Ser feliz! Que diferença entre as Palavras de Deus e os critérios humanos! Quem é que o nosso mundo considera feliz? Basta a gente ligar a televisão, escutar o rádio, ler jornais e revistas para termos a resposta: felizes são os que possuem mansões requintadas, carrões importados da marca BMW ou Mercedes, roupas de grife e de butiques caras, muito dinheiro e uma gorda conta bancária, quem tem muito prestígio, influência e poder.

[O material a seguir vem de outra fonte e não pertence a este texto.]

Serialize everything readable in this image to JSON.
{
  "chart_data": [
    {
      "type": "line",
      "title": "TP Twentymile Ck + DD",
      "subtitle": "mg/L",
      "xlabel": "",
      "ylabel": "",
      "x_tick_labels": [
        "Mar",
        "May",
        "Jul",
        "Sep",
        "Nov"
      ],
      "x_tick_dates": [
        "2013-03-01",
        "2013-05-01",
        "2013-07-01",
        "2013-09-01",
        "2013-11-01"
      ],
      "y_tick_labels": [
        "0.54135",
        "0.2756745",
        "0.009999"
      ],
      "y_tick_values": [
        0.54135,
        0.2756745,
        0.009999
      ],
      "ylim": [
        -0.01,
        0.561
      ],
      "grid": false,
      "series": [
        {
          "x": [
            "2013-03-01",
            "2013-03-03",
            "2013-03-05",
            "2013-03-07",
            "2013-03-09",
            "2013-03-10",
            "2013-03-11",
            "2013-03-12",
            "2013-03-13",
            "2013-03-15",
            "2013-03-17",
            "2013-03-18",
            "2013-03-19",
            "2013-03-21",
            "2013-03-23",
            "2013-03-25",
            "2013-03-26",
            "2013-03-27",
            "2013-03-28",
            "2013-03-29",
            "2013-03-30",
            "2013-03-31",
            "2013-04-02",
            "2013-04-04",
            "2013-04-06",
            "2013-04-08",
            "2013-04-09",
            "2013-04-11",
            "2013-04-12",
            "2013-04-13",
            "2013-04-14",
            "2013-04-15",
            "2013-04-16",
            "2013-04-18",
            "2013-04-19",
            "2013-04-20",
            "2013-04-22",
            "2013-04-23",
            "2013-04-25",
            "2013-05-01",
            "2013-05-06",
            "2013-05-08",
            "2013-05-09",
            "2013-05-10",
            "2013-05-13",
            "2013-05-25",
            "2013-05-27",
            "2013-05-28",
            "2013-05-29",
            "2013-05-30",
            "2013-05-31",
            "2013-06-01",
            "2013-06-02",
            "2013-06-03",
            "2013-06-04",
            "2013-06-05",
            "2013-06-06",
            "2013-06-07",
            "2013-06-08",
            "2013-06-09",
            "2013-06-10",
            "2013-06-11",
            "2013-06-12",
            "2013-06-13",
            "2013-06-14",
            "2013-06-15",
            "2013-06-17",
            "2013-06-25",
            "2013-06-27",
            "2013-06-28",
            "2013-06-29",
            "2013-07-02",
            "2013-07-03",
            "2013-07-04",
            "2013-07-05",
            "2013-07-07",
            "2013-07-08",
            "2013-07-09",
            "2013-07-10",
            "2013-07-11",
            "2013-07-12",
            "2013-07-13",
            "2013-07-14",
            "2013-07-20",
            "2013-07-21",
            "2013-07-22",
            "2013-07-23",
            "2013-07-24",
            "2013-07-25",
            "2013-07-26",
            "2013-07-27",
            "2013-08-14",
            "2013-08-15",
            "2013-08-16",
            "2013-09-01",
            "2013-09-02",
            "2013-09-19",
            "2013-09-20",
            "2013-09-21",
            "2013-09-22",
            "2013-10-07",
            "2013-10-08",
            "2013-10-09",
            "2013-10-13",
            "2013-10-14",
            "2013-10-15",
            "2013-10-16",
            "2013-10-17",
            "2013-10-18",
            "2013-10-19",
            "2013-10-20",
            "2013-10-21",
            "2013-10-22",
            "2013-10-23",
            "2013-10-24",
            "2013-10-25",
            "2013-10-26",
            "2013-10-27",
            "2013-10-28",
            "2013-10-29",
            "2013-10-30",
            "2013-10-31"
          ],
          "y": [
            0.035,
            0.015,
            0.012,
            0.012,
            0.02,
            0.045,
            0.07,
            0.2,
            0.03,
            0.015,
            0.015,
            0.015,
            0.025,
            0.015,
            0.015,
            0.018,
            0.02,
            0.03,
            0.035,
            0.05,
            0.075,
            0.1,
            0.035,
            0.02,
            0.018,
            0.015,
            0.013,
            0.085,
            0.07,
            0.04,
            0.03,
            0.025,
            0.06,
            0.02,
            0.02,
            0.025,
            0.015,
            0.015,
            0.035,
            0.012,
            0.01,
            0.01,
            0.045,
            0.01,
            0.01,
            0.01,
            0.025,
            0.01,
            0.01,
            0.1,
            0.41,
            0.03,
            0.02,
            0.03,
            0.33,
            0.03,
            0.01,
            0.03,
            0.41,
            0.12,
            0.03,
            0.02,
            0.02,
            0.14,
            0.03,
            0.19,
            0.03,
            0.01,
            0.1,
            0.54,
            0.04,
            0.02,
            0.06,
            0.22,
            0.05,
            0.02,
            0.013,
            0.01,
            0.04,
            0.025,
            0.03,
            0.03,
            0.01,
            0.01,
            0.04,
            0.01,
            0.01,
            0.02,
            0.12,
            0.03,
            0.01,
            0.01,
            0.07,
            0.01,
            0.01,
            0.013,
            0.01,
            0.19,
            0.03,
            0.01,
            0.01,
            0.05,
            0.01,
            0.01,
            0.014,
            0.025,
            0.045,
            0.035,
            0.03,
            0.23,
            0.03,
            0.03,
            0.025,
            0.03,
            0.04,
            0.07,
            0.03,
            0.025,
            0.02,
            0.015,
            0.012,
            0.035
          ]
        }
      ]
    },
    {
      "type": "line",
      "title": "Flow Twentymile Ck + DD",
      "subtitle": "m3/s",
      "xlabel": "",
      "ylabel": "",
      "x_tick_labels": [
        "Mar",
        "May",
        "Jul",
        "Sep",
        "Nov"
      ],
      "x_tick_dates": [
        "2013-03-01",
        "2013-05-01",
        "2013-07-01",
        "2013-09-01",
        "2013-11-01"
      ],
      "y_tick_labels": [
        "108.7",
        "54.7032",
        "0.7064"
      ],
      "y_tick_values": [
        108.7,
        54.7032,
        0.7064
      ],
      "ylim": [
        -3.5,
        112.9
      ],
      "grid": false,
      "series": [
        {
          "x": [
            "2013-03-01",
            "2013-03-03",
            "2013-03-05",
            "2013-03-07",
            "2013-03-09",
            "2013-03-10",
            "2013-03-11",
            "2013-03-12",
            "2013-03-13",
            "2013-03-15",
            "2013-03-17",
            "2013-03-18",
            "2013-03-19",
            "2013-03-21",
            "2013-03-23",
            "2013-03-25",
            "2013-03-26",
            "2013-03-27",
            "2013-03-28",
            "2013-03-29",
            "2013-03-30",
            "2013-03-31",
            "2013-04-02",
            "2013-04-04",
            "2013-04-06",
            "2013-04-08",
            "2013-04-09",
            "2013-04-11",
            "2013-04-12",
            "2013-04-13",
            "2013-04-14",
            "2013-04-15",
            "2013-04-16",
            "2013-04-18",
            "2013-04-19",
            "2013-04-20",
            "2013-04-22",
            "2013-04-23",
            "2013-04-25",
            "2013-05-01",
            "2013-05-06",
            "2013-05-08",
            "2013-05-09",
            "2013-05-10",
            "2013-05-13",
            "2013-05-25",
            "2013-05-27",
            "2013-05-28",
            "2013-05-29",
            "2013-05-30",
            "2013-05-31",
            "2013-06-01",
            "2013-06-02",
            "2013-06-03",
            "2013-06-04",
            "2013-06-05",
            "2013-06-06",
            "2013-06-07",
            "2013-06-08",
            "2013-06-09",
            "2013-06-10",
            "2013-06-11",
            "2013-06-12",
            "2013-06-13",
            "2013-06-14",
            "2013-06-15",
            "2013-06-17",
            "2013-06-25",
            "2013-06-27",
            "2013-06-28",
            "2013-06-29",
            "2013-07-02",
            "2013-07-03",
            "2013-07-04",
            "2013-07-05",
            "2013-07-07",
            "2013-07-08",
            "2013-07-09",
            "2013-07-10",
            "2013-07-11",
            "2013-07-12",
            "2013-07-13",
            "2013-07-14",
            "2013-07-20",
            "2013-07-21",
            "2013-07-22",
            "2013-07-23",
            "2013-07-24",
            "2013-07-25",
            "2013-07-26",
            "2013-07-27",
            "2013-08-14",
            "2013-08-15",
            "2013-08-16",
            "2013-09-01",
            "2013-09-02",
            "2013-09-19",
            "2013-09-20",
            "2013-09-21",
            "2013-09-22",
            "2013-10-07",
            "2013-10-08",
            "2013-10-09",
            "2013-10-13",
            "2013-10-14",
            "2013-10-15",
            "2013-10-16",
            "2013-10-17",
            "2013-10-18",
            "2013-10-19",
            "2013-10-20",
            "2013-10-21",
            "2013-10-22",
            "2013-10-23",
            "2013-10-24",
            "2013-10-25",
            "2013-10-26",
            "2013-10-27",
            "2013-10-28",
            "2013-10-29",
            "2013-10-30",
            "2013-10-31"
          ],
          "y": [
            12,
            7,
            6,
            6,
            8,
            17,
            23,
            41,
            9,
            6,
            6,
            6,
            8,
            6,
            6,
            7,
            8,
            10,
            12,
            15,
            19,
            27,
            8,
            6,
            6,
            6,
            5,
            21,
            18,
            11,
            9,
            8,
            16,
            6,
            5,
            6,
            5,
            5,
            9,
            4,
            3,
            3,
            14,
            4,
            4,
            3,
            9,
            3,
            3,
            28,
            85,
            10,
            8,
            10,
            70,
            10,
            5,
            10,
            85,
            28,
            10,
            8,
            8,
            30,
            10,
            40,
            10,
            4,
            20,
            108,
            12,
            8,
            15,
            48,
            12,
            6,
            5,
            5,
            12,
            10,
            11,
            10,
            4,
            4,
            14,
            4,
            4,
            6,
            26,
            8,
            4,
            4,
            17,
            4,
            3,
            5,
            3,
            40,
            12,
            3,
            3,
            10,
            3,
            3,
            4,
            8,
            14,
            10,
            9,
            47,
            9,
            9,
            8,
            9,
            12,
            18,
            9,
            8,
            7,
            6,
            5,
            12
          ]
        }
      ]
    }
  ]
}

Ser feliz é o mesmo que possuir muitos bens e comprar tudo do bom e do melhor.
Quem são os que Deus quer fazer felizes?
Jesus vem mudar o nosso pensamento a respeito da felicidade e santidade. Pois, o que para os nossos olhos humanos pode ser motivo de vergonha, humilhação, pobreza, tristeza e lamentação, para Deus é motivo de verdadeira alegria e felicidade.
Jesus revela nas bem-aventuranças, que Deus faz felizes aqueles que são vítimas do desamor. São esses os preferidos, os mais amados de Deus. É através deles que Deus quer ensinar o mundo todo a amar. Por isso, as bem-aventuranças são caminho de santidade.

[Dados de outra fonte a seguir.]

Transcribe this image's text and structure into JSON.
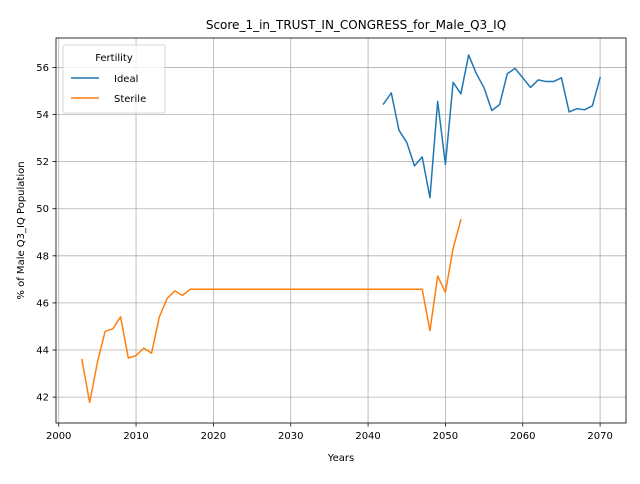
{
  "chart_data": {
    "type": "line",
    "title": "Score_1_in_TRUST_IN_CONGRESS_for_Male_Q3_IQ",
    "xlabel": "Years",
    "ylabel": "% of Male Q3_IQ Population",
    "xlim": [
      1999.65,
      2073.35
    ],
    "ylim": [
      40.9,
      57.25
    ],
    "xticks": [
      2000,
      2010,
      2020,
      2030,
      2040,
      2050,
      2060,
      2070
    ],
    "yticks": [
      42,
      44,
      46,
      48,
      50,
      52,
      54,
      56
    ],
    "grid": true,
    "legend": {
      "title": "Fertility",
      "position": "top-left"
    },
    "series": [
      {
        "name": "Ideal",
        "color": "#1f77b4",
        "x": [
          2042,
          2043,
          2044,
          2045,
          2046,
          2047,
          2048,
          2049,
          2050,
          2051,
          2052,
          2053,
          2054,
          2055,
          2056,
          2057,
          2058,
          2059,
          2060,
          2061,
          2062,
          2063,
          2064,
          2065,
          2066,
          2067,
          2068,
          2069,
          2070
        ],
        "y": [
          54.45,
          54.92,
          53.33,
          52.82,
          51.82,
          52.2,
          50.47,
          54.56,
          51.88,
          55.37,
          54.88,
          56.53,
          55.74,
          55.13,
          54.17,
          54.42,
          55.73,
          55.96,
          55.56,
          55.15,
          55.47,
          55.4,
          55.4,
          55.56,
          54.11,
          54.25,
          54.2,
          54.37,
          55.56
        ]
      },
      {
        "name": "Sterile",
        "color": "#ff7f0e",
        "x": [
          2003,
          2004,
          2005,
          2006,
          2007,
          2008,
          2009,
          2010,
          2011,
          2012,
          2013,
          2014,
          2015,
          2016,
          2017,
          2018,
          2019,
          2020,
          2021,
          2022,
          2023,
          2024,
          2025,
          2026,
          2027,
          2028,
          2029,
          2030,
          2031,
          2032,
          2033,
          2034,
          2035,
          2036,
          2037,
          2038,
          2039,
          2040,
          2041,
          2042,
          2043,
          2044,
          2045,
          2046,
          2047,
          2048,
          2049,
          2050,
          2051,
          2052
        ],
        "y": [
          43.59,
          41.77,
          43.47,
          44.79,
          44.9,
          45.41,
          43.66,
          43.76,
          44.08,
          43.86,
          45.39,
          46.18,
          46.51,
          46.32,
          46.58,
          46.58,
          46.58,
          46.58,
          46.58,
          46.58,
          46.58,
          46.58,
          46.58,
          46.58,
          46.58,
          46.58,
          46.58,
          46.58,
          46.58,
          46.58,
          46.58,
          46.58,
          46.58,
          46.58,
          46.58,
          46.58,
          46.58,
          46.58,
          46.58,
          46.58,
          46.58,
          46.58,
          46.58,
          46.58,
          46.58,
          44.82,
          47.14,
          46.45,
          48.32,
          49.53
        ]
      }
    ]
  }
}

No Evangelho, quem é considerado por Jesus “bem-aventurado”, feliz? Quem é chamado "filho de Deus”? Quem é que “verá a Deus”? De quem é o “Reino dos Céus”?
As pessoas felizes, os bem-aventurados, os cidadãos do Reino dos Céus são os que têm um espírito humilde, são os “aflitos”, são os “mansos”, são os que têm “fome e sede de Justiça”, são os “puros de coração”, são os “misericordiosos”, são os “que promovem a paz”.

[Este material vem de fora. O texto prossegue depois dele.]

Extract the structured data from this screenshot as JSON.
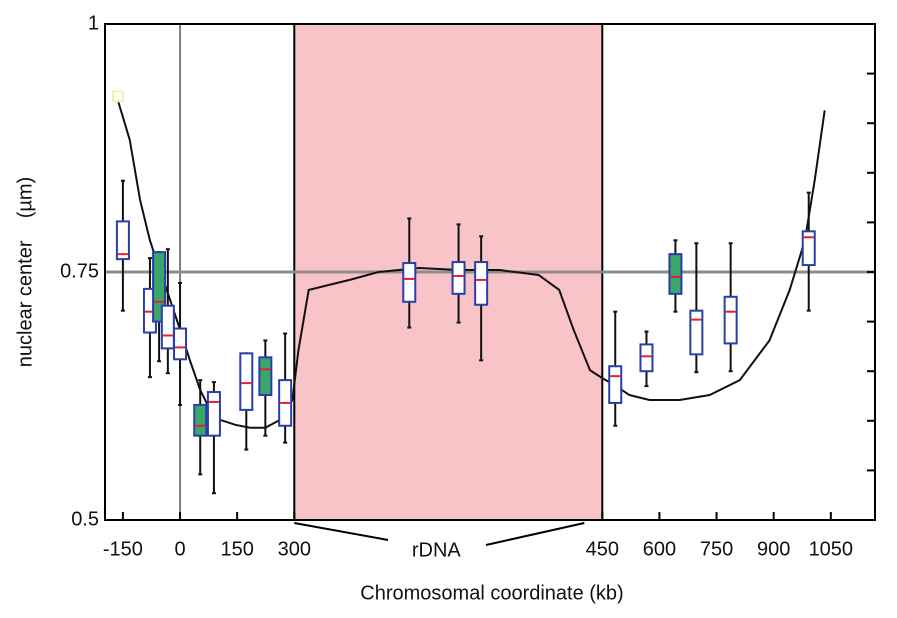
{
  "chart_data": {
    "type": "box",
    "xlabel": "Chromosomal coordinate (kb)",
    "ylabel": "nuclear center    (µm)",
    "xlim": [
      -197,
      1166
    ],
    "ylim": [
      0.5,
      1
    ],
    "xticks": [
      -150,
      0,
      150,
      300,
      450,
      600,
      750,
      900,
      1050
    ],
    "yticks": [
      0.5,
      0.75,
      1
    ],
    "minor_yticks": [
      0.55,
      0.6,
      0.65,
      0.7,
      0.8,
      0.85,
      0.9,
      0.95
    ],
    "region": {
      "label": "rDNA",
      "range": [
        300,
        450
      ],
      "color": "#f8c4c8"
    },
    "hline": {
      "value": 0.75,
      "color": "#8c8c8c"
    },
    "vline": {
      "value": 0,
      "color": "#000000"
    },
    "box_color": "#2a3ea8",
    "median_color": "#e8202a",
    "boxes": [
      {
        "x": -150,
        "whislo": 0.711,
        "q1": 0.763,
        "med": 0.768,
        "q3": 0.801,
        "whishi": 0.842,
        "color": "#ffffff"
      },
      {
        "x": -79,
        "whislo": 0.644,
        "q1": 0.689,
        "med": 0.71,
        "q3": 0.733,
        "whishi": 0.764,
        "color": "#ffffff"
      },
      {
        "x": -55,
        "whislo": 0.66,
        "q1": 0.7,
        "med": 0.72,
        "q3": 0.77,
        "whishi": 0.77,
        "color": "#3aa66b"
      },
      {
        "x": -32,
        "whislo": 0.648,
        "q1": 0.673,
        "med": 0.686,
        "q3": 0.716,
        "whishi": 0.773,
        "color": "#ffffff"
      },
      {
        "x": 0,
        "whislo": 0.616,
        "q1": 0.662,
        "med": 0.674,
        "q3": 0.693,
        "whishi": 0.739,
        "color": "#ffffff"
      },
      {
        "x": 53,
        "whislo": 0.546,
        "q1": 0.585,
        "med": 0.595,
        "q3": 0.616,
        "whishi": 0.641,
        "color": "#3aa66b"
      },
      {
        "x": 89,
        "whislo": 0.527,
        "q1": 0.585,
        "med": 0.619,
        "q3": 0.629,
        "whishi": 0.639,
        "color": "#ffffff"
      },
      {
        "x": 174,
        "whislo": 0.571,
        "q1": 0.611,
        "med": 0.638,
        "q3": 0.668,
        "whishi": 0.668,
        "color": "#ffffff"
      },
      {
        "x": 224,
        "whislo": 0.585,
        "q1": 0.626,
        "med": 0.652,
        "q3": 0.664,
        "whishi": 0.681,
        "color": "#3aa66b"
      },
      {
        "x": 276,
        "whislo": 0.578,
        "q1": 0.595,
        "med": 0.618,
        "q3": 0.641,
        "whishi": 0.688,
        "color": "#ffffff"
      },
      {
        "x": 356,
        "whislo": 0.694,
        "q1": 0.72,
        "med": 0.743,
        "q3": 0.759,
        "whishi": 0.804,
        "color": "#ffffff"
      },
      {
        "x": 380,
        "whislo": 0.699,
        "q1": 0.728,
        "med": 0.746,
        "q3": 0.76,
        "whishi": 0.798,
        "color": "#ffffff"
      },
      {
        "x": 391,
        "whislo": 0.661,
        "q1": 0.717,
        "med": 0.742,
        "q3": 0.76,
        "whishi": 0.786,
        "color": "#ffffff"
      },
      {
        "x": 484,
        "whislo": 0.595,
        "q1": 0.618,
        "med": 0.645,
        "q3": 0.655,
        "whishi": 0.71,
        "color": "#ffffff"
      },
      {
        "x": 566,
        "whislo": 0.635,
        "q1": 0.65,
        "med": 0.665,
        "q3": 0.677,
        "whishi": 0.69,
        "color": "#ffffff"
      },
      {
        "x": 642,
        "whislo": 0.71,
        "q1": 0.728,
        "med": 0.745,
        "q3": 0.768,
        "whishi": 0.782,
        "color": "#3aa66b"
      },
      {
        "x": 697,
        "whislo": 0.649,
        "q1": 0.667,
        "med": 0.702,
        "q3": 0.711,
        "whishi": 0.779,
        "color": "#ffffff"
      },
      {
        "x": 787,
        "whislo": 0.65,
        "q1": 0.678,
        "med": 0.71,
        "q3": 0.725,
        "whishi": 0.779,
        "color": "#ffffff"
      },
      {
        "x": 992,
        "whislo": 0.711,
        "q1": 0.757,
        "med": 0.785,
        "q3": 0.791,
        "whishi": 0.83,
        "color": "#ffffff"
      }
    ],
    "line": {
      "color": "#111111",
      "x": [
        -163,
        -132,
        -105,
        -79,
        -53,
        -26,
        0,
        26,
        53,
        79,
        105,
        145,
        184,
        224,
        263,
        295,
        302,
        307,
        317,
        327,
        341,
        361,
        380,
        400,
        419,
        429,
        436,
        444,
        450,
        482,
        521,
        574,
        653,
        732,
        811,
        889,
        942,
        982,
        1008,
        1034
      ],
      "values": [
        0.923,
        0.883,
        0.823,
        0.782,
        0.752,
        0.722,
        0.692,
        0.661,
        0.631,
        0.611,
        0.601,
        0.596,
        0.593,
        0.593,
        0.601,
        0.621,
        0.671,
        0.732,
        0.737,
        0.742,
        0.75,
        0.754,
        0.752,
        0.752,
        0.747,
        0.732,
        0.692,
        0.651,
        0.643,
        0.636,
        0.626,
        0.621,
        0.621,
        0.626,
        0.641,
        0.681,
        0.732,
        0.782,
        0.843,
        0.913
      ]
    },
    "marker": {
      "x": -163,
      "y": 0.927,
      "color": "#f4f0b0"
    }
  }
}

Quem é esse “pobre em espírito”? É aquele que tem o espírito vazio de si próprio, a ponto de reconhecer sua pequenez e pedir humildemente que Deus ocupe esse vazio do seu espírito. Não importa se a pessoa é rica ou pobre de dinheiro, pois não é impossível para o pobre ser arrogante, nem para o rico ser humilde. O Reino dos Céus é destas pessoas porque são estas que se permitem ser preenchidas, no seu vazio, pelo próprio Deus. São estas pessoas que espalham as sementes do Reino dos Céus em forma de amor e misericórdia.
“Felizes são os mansos” que se apresentam como os “puros de coração”, porque a malícia não encontra lugar em suas vidas. A ânsia pelo poder não poluiu as suas mentes (“coração”, no judaísmo, é a sede da inteligência e das decisões).
A “bem-aventurança” é uma promessa que já se inicia aqui na terra. A felicidade do Reino começa aqui e agora, entre nós.
Porém, no caminho da santidade não estamos isentos de adversidades, sofrimentos, renúncias, perseguições etc. É disso Jesus também fala: “Felizes os que são perseguidos por causa da justiça, porque deles é o Reino do Céu. Felizes vocês, se forem insultados e perseguidos, e se disserem todo tipo de calúnia contra vocês, por causa de mim. Fiquem alegres e contentes, porque será grande para vocês a recompensa no céu. Do mesmo modo perseguiram os profetas que vieram antes de vocês”.
O discípulo de Jesus deve ter consciência das consequências de seu modo de agir: será hostilizado por aqueles que se negam a reconhecer os direitos dos outros, mas se alegrará com a promessa da posse do Reino dos Céus.
As bem-aventuranças constituem, de fato, o programa de vida do discípulo de Jesus. Se quisermos uma cartilha do cristão, aí está. Se alguém preferir um manual para ser um verdadeiro cristão, é só aplicá-lo.
O Evangelho de hoje é um sério questionamento para todos nós. As bem-aventuranças de Jesus de Nazaré estão numa franca oposição aos critérios do nosso mundo. Será que eu e você seríamos aprovados no vestibular ou no exame das bem-aventuranças? Quem de nós vive a Sua verdade? Tentemos!